イスラエルとハマスのコロナ合意の損得

 イスラエルとハマス間との合意で終了したと思われる今回の風船焼夷弾と爆弾によって、ガザ地区内の市民の状況を改善しようとハマスは希望を持っていた。それに反してイスラエルは今回の小競り合いを早急に終わらせ、空軍と地上戦を巻き込んでの状況悪化の回避を望んでいただけだった。

 イスラエルは望みを達成したが少々時間がかかった。風船焼夷弾とロケット攻撃は数週間継続し、ガザ周辺の主に牧草地や森に大きな被害をもたらした。人的な被害は精神的なものだ。ガザ周辺に住む子供達への精神的な支援は、この期間で10%以上も上昇した。

 今回の小競り合いは以前ほど悪くはなく、ロケット攻撃も20回以下でイスラエル側の負傷者はシュデロット市で軽傷が一人、ロケットや風船爆弾攻撃による直接の負傷者はゼロだ。イスラエル軍のハマス拠点に対する攻撃も、将来的にロケットの連続攻撃や長期攻撃のような状況悪化を弱体化できるようになった。

 最初はエジプト諜報部、平行してエジプトとカタールの仲介を通じて行われてきた両者間の交渉中、イスラエルはハマスが保持しているイスラエル兵士と市民の遺体返還に関しては真剣な要求をしなかった。今回の交渉は小競り合いを止めさせることであって、それ以外のことでハマスに圧力をかけない方が良いと判断したからだ。交渉の場で遺体返還の話は出たがそれ以上の話にはならず、どちらも結果を待ってはいなかった。

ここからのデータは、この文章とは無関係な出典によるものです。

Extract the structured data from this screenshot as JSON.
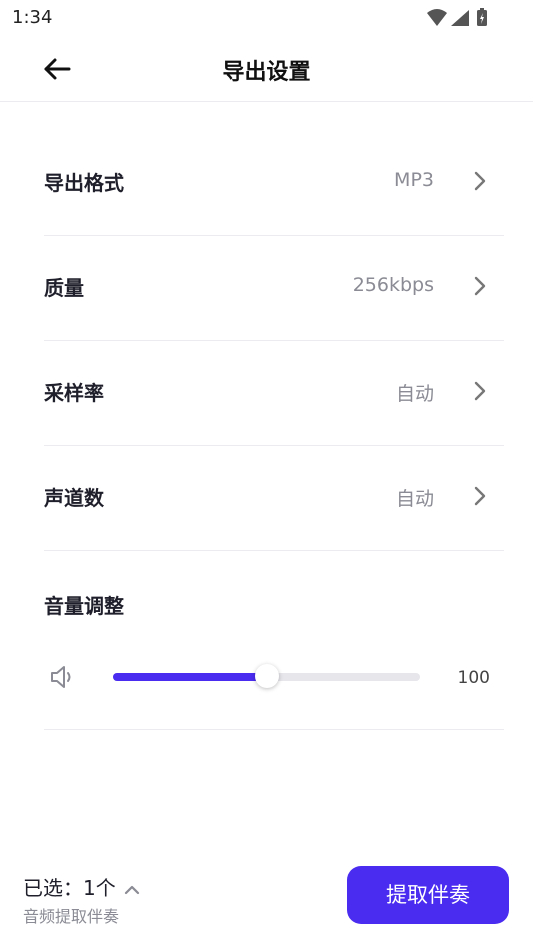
{
  "status": {
    "time": "1:34"
  },
  "header": {
    "title": "导出设置"
  },
  "settings": [
    {
      "label": "导出格式",
      "value": "MP3"
    },
    {
      "label": "质量",
      "value": "256kbps"
    },
    {
      "label": "采样率",
      "value": "自动"
    },
    {
      "label": "声道数",
      "value": "自动"
    }
  ],
  "volume": {
    "title": "音量调整",
    "value": "100",
    "slider_fraction": 0.5
  },
  "bottom": {
    "selected_label": "已选：1个",
    "subtitle": "音频提取伴奏",
    "action_label": "提取伴奏"
  },
  "colors": {
    "accent": "#4a2cf0",
    "track": "#e6e6eb",
    "muted_text": "#8a8b94"
  },
  "icons": {
    "back": "arrow-left-icon",
    "chevron": "chevron-right-icon",
    "speaker": "speaker-icon",
    "caret": "chevron-up-icon"
  }
}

 ハマスも手ぶらでは終わらなかったが、全ての要求を得たわけでもない。ハマスはカタールからの支援金(月$100)受給者の数の2倍、10万家族から20万家族への増加を要求した。これはカタールが承認したようで、カタールからの支援金は毎月総額3千万ドル(30億円)となった。これにはガザの火力発電所の燃料代の約1千万ドルも含まれている。

 イスラエルはガザへの燃料供給を再開し、ガザ内での1日平均4時間の電気供給が20時間となる。しかしハマスの要求であるカタールの支援金期間の1年間延長に対してカタールが同意したかどうかは定かではない。

 カタールの支援は今月で終了する予定であり、最低半年間は延長されると思われる。カタールが2週間前にそのように言及しているが、ハマスが要求した2倍の受給者数と燃料代も含めて延長されるのかは不明だ。

 またハマスがイスラエル、エジプトとカタールから要求している土木、経済と衛星プロジェクトもどうなるかは不明確である。イスラエルが許可する必要があり、カタール、トルコとアメリカが援助しなければならない。検問所付近に設置する屋外病院もその一つだ。 ハマスの発表ではこれらのプロジェクトに関しては交渉を継続するという通達であり、まだ合意がないということは将来またこれが状況悪化を招く火種になるかもしれない。

 漁業水域を15マイル拡大、ケレム・シャローム国境所の再開と燃料の供給は、ハマスの風船攻撃を止めさせるための切り札であった。現在合意の後に状況も元に戻り、ハマスの得たものはカタールの支援金増加と延長、そしてイスラエルの人道的支援と商用的関係である。

 ここで大きな課題であるのが、イスラエルへの出稼ぎ労働者数を10万人に増加するハマスの要求であり、イスラエル国内諜報部はこれに反対しており、ハマスもこの要求を次への交渉へと持ち越したようで、もしかすると微小な出稼ぎ労働者増加の約束を得たのかも知れない。

 すべての交渉はコロナの影響下で行われ、両者とも状況が悪化しないように慎重に行動し、特に感染状況が悪化しているガザでは長期戦を回避することに力を注いだ。

 ハマスはイスラエルに対して支援を要求し、それにイスラエルも可能な限り対応すると答えている。UAEからガザに支援物資の飛行機が飛んできたが、それをPLOとハマスは拒否した。イスラエルはハマスが考えを変え、それを受け入れることを可能としている。